Berita Nasional – Ahok Tegaskan Kepada DPRD DKI Jakarta Mengenai Angket Masuk Penjara

Berita berasal dari DKI Jakarta, bersama dengan Gubernurnya Basuki Tjahaja Purnama kini masih menantikan  dari DPRD DKI dengan menggunaka hak angket dalam pembuatan siapa yang akan berada di balik jeruji besi dalam kisruh berada APDB DKI Jakarta untuk tahun 2015.

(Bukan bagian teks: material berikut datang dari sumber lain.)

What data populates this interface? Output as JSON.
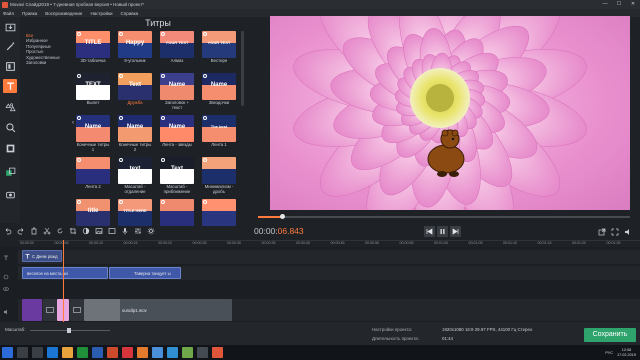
{
  "window": {
    "title": "Movavi Слайд2019 • 7-дневная пробная версия • Новый проект*",
    "controls": [
      "—",
      "☐",
      "✕"
    ]
  },
  "menu": [
    "Файл",
    "Правка",
    "Воспроизведение",
    "Настройки",
    "Справка"
  ],
  "tools": [
    {
      "name": "import",
      "icon": "import-icon"
    },
    {
      "name": "magic-wand",
      "icon": "magic-wand-icon"
    },
    {
      "name": "filters",
      "icon": "filters-icon"
    },
    {
      "name": "titles",
      "icon": "titles-icon",
      "active": true
    },
    {
      "name": "stickers",
      "icon": "stickers-icon"
    },
    {
      "name": "zoom",
      "icon": "zoom-icon"
    },
    {
      "name": "callouts",
      "icon": "callouts-icon"
    },
    {
      "name": "transitions",
      "icon": "transitions-icon"
    },
    {
      "name": "record",
      "icon": "record-icon"
    }
  ],
  "categories": [
    {
      "label": "Все",
      "selected": true
    },
    {
      "label": "Избранное"
    },
    {
      "label": "Популярные"
    },
    {
      "label": "Простые"
    },
    {
      "label": "Художественные"
    },
    {
      "label": "Заголовки"
    }
  ],
  "panel": {
    "title": "Титры",
    "tiles": [
      {
        "label": "3D-табличка",
        "thumb": "TITLE"
      },
      {
        "label": "8-угольник",
        "thumb": "Happy"
      },
      {
        "label": "Алмаз",
        "thumb": "YOUR TEXT"
      },
      {
        "label": "Вестерн",
        "thumb": "YOUR TEXT"
      },
      {
        "label": "Вылет",
        "thumb": "TEXT"
      },
      {
        "label": "Дружба",
        "thumb": "Text",
        "highlight": true
      },
      {
        "label": "Заголовок + текст",
        "thumb": "Name"
      },
      {
        "label": "Звездочки",
        "thumb": "Name"
      },
      {
        "label": "Конечные титры 1",
        "thumb": "Name"
      },
      {
        "label": "Конечные титры 2",
        "thumb": "Name"
      },
      {
        "label": "Лента - звезды",
        "thumb": "Name"
      },
      {
        "label": "Лента 1",
        "thumb": "The best"
      },
      {
        "label": "Лента 2",
        "thumb": ""
      },
      {
        "label": "Масштаб - отдаление",
        "thumb": "text"
      },
      {
        "label": "Масштаб - приближение",
        "thumb": "Text"
      },
      {
        "label": "Минимализм - дробь",
        "thumb": ""
      },
      {
        "label": "",
        "thumb": "title"
      },
      {
        "label": "",
        "thumb": "TITLE HERE"
      },
      {
        "label": "",
        "thumb": ""
      },
      {
        "label": "",
        "thumb": ""
      }
    ]
  },
  "player": {
    "time_dim": "00:00:",
    "time_bright": "06.843",
    "progress": 0.06
  },
  "ruler": [
    "00:00:00",
    "00:00:05",
    "00:00:10",
    "00:00:15",
    "00:00:20",
    "00:00:25",
    "00:00:30",
    "00:00:35",
    "00:00:40",
    "00:00:45",
    "00:00:50",
    "00:00:55",
    "00:01:00",
    "00:01:05",
    "00:01:10",
    "00:01:15",
    "00:01:20",
    "00:01:25"
  ],
  "timeline": {
    "title_clip": "С Днем рожд",
    "text_clip1": "веселое на места.avi",
    "text_clip2": "Таверна танцует ы",
    "video_clip": "ouncilp1.mov"
  },
  "bottom": {
    "zoom_label": "Масштаб:",
    "settings_label": "Настройки проекта:",
    "settings_value": "1920x1080 16:9 29.97 FPS, 44100 Гц Стерео",
    "duration_label": "Длительность проекта:",
    "duration_value": "01:44",
    "save_button": "Сохранить"
  },
  "taskbar": {
    "lang": "РУС",
    "time": "12:08",
    "date": "17.02.2019"
  },
  "colors": {
    "accent": "#ff7a3d",
    "save": "#2ea36b",
    "bg": "#1e2227"
  }
}
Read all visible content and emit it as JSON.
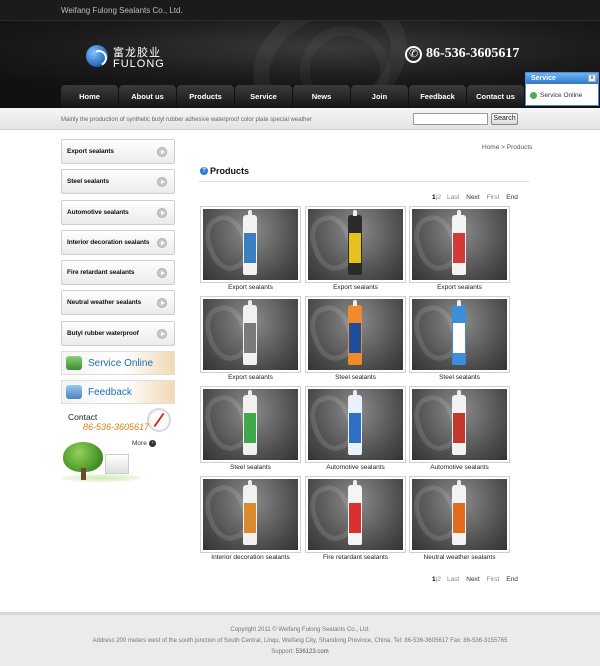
{
  "topbar": {
    "company": "Weifang Fulong Sealants Co., Ltd."
  },
  "logo": {
    "cn": "富龙胶业",
    "en": "FULONG"
  },
  "header": {
    "phone": "86-536-3605617"
  },
  "nav": [
    "Home",
    "About us",
    "Products",
    "Service",
    "News",
    "Join",
    "Feedback",
    "Contact us"
  ],
  "service_widget": {
    "title": "Service",
    "close": "x",
    "row": "Service Online"
  },
  "slogan": {
    "text": "Mainly the production of synthetic butyl rubber adhesive waterproof color plate special weather"
  },
  "search": {
    "placeholder": "",
    "button": "Search"
  },
  "sidebar": {
    "categories": [
      "Export sealants",
      "Steel sealants",
      "Automotive sealants",
      "Interior decoration sealants",
      "Fire retardant sealants",
      "Neutral weather sealants",
      "Butyl rubber waterproof"
    ],
    "service_banner": "Service Online",
    "feedback_banner": "Feedback",
    "contact": {
      "title": "Contact",
      "phone": "86-536-3605617",
      "more": "More"
    }
  },
  "breadcrumb": "Home > Products",
  "section_title": "Products",
  "pager": {
    "current": "1",
    "sep": "|",
    "page2": "2",
    "last": "Last",
    "next": "Next",
    "first": "First",
    "end": "End"
  },
  "products": [
    {
      "caption": "Export sealants",
      "color": "#f2f2f2",
      "band": "#3a7fc4"
    },
    {
      "caption": "Export sealants",
      "color": "#2b2b2b",
      "band": "#e6c21f"
    },
    {
      "caption": "Export sealants",
      "color": "#f4f4f4",
      "band": "#d23a3a"
    },
    {
      "caption": "Export sealants",
      "color": "#f1f1f1",
      "band": "#7a7a7a"
    },
    {
      "caption": "Steel sealants",
      "color": "#f08a2a",
      "band": "#1e4f9c"
    },
    {
      "caption": "Steel sealants",
      "color": "#3d8ed8",
      "band": "#ffffff"
    },
    {
      "caption": "Steel sealants",
      "color": "#f1f1f1",
      "band": "#3fa84a"
    },
    {
      "caption": "Automotive sealants",
      "color": "#e9f2fb",
      "band": "#2f6fc6"
    },
    {
      "caption": "Automotive sealants",
      "color": "#f2f2f2",
      "band": "#c0392b"
    },
    {
      "caption": "Interior decoration sealants",
      "color": "#f1f1f1",
      "band": "#d98a2b"
    },
    {
      "caption": "Fire retardant sealants",
      "color": "#f5f5f5",
      "band": "#d93030"
    },
    {
      "caption": "Neutral weather sealants",
      "color": "#f3f3f3",
      "band": "#e46a1c"
    }
  ],
  "footer": {
    "copyright": "Copyright 2011 © Weifang Fulong Sealants Co., Ltd.",
    "address": "Address 200 meters west of the south junction of South Central, Linqu, Weifang City, Shandong Province, China.   Tel: 86-536-3605617   Fax: 86-536-3155765",
    "support_label": "Support:",
    "support_link": "536123.com"
  }
}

“Saat ini saya masih menunggu adanya angket dahulu, kan masih belum angket ini. Suruh angket dahulu saja, biar orang tersebut akan saya angketin, jadi akan menjadi lebih seru. Sama-sama angket-angketan. Kita saat ini masih menunggu hitung-hitungan saja, apa saya yang masuk ke dalam penjara atau dari DPRD yang malah masuk penjara,” terang dari pria yang sudah sering di sapa dengan nama Ahok tersebut berada di Balai Kota, Rabu (25/2/15).

Dirinya memberikan anggapan lebih bagus memang kalau masuk bersama-sama ke dalam penjara. Mantan Bupati Belitung Timur tersebut di saat menjadi anggota DPR dan DPR RI sudah sering untuk mendengarkan adanya kalimat berasal dari oknum DPRD tentang masalah masuk penjara secara berjamaah.

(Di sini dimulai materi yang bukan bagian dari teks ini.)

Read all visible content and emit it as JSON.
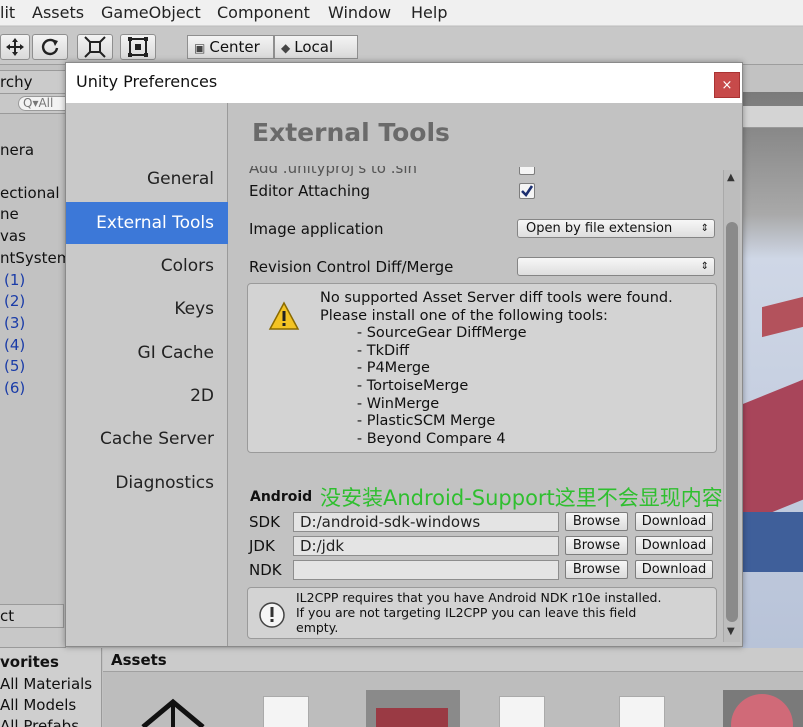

“Tidak apa-apa, jika memang masuk penjara, yang penting kita masuk secara berjamaah, rame-rame saja semuanya. Kalau memang sendiri-sendiri jangan, kita harus bisa kompak, katanya harus kompak,” terang tegas dari Ahok.

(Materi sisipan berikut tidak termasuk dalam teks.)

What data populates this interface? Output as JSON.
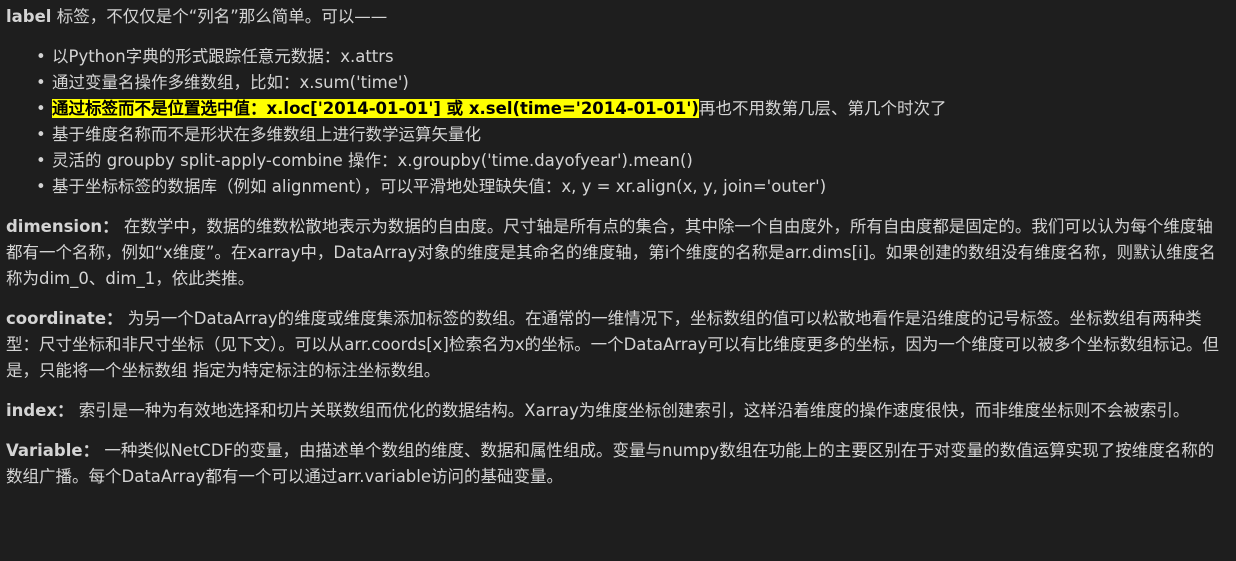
{
  "intro": {
    "term": "label",
    "text": " 标签，不仅仅是个“列名”那么简单。可以——"
  },
  "bullets": [
    {
      "text": "以Python字典的形式跟踪任意元数据：x.attrs"
    },
    {
      "text": "通过变量名操作多维数组，比如：x.sum('time')"
    },
    {
      "highlight": "通过标签而不是位置选中值：x.loc['2014-01-01'] 或 x.sel(time='2014-01-01')",
      "text": "再也不用数第几层、第几个时次了"
    },
    {
      "text": "基于维度名称而不是形状在多维数组上进行数学运算矢量化"
    },
    {
      "text": "灵活的 groupby split-apply-combine 操作：x.groupby('time.dayofyear').mean()"
    },
    {
      "text": "基于坐标标签的数据库（例如 alignment），可以平滑地处理缺失值：x, y = xr.align(x, y, join='outer')"
    }
  ],
  "paragraphs": [
    {
      "term": "dimension：",
      "text": " 在数学中，数据的维数松散地表示为数据的自由度。尺寸轴是所有点的集合，其中除一个自由度外，所有自由度都是固定的。我们可以认为每个维度轴都有一个名称，例如“x维度”。在xarray中，DataArray对象的维度是其命名的维度轴，第i个维度的名称是arr.dims[i]。如果创建的数组没有维度名称，则默认维度名称为dim_0、dim_1，依此类推。"
    },
    {
      "term": "coordinate：",
      "text": " 为另一个DataArray的维度或维度集添加标签的数组。在通常的一维情况下，坐标数组的值可以松散地看作是沿维度的记号标签。坐标数组有两种类型：尺寸坐标和非尺寸坐标（见下文）。可以从arr.coords[x]检索名为x的坐标。一个DataArray可以有比维度更多的坐标，因为一个维度可以被多个坐标数组标记。但是，只能将一个坐标数组 指定为特定标注的标注坐标数组。"
    },
    {
      "term": "index：",
      "text": " 索引是一种为有效地选择和切片关联数组而优化的数据结构。Xarray为维度坐标创建索引，这样沿着维度的操作速度很快，而非维度坐标则不会被索引。"
    },
    {
      "term": "Variable：",
      "text": " 一种类似NetCDF的变量，由描述单个数组的维度、数据和属性组成。变量与numpy数组在功能上的主要区别在于对变量的数值运算实现了按维度名称的数组广播。每个DataArray都有一个可以通过arr.variable访问的基础变量。"
    }
  ],
  "colors": {
    "background": "#1e1e1e",
    "text": "#d4d4d4",
    "highlight": "#ffff00"
  }
}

Basuki Tjahaja Purnama juga tidak mempermasalahkan apa yang sudah di lakukan oleh DPRD DKI Jakarta terhadap diriya. Basuki juga mempunyai keyakinan, jika memang dirinya mempunyai anggaran besarnya adalah Rp 12,1 triliun, tidak akan ada anggota dari DPRD DKI yang bisa teriak.

“Saya mempunyai jaminan tidak akan ada masalah dengan DPRD jika memang saya menerimakan Rp 12,1 triliun dimasukin ke dalam anggaran. Tidak ada masalah. Yang menjadi masalah, tiap kelurahan berada di Jakarta Barat, bisa membeli UPS dengan menggunakan anggaran sebesar Rp 4,2 miliar. Malu-maluin saja kan,” tegas darinya dengan sedikit ngotot.

Dirinya yang sudah mengilustrasikan, untuk rumahnya saja yang bernilai besar, dirinya membeli genset tidak sampai harganya sebesar Rp 100 juta. Bahkan pada saat listrik mati, genset yang langsung menyala secara otomatis.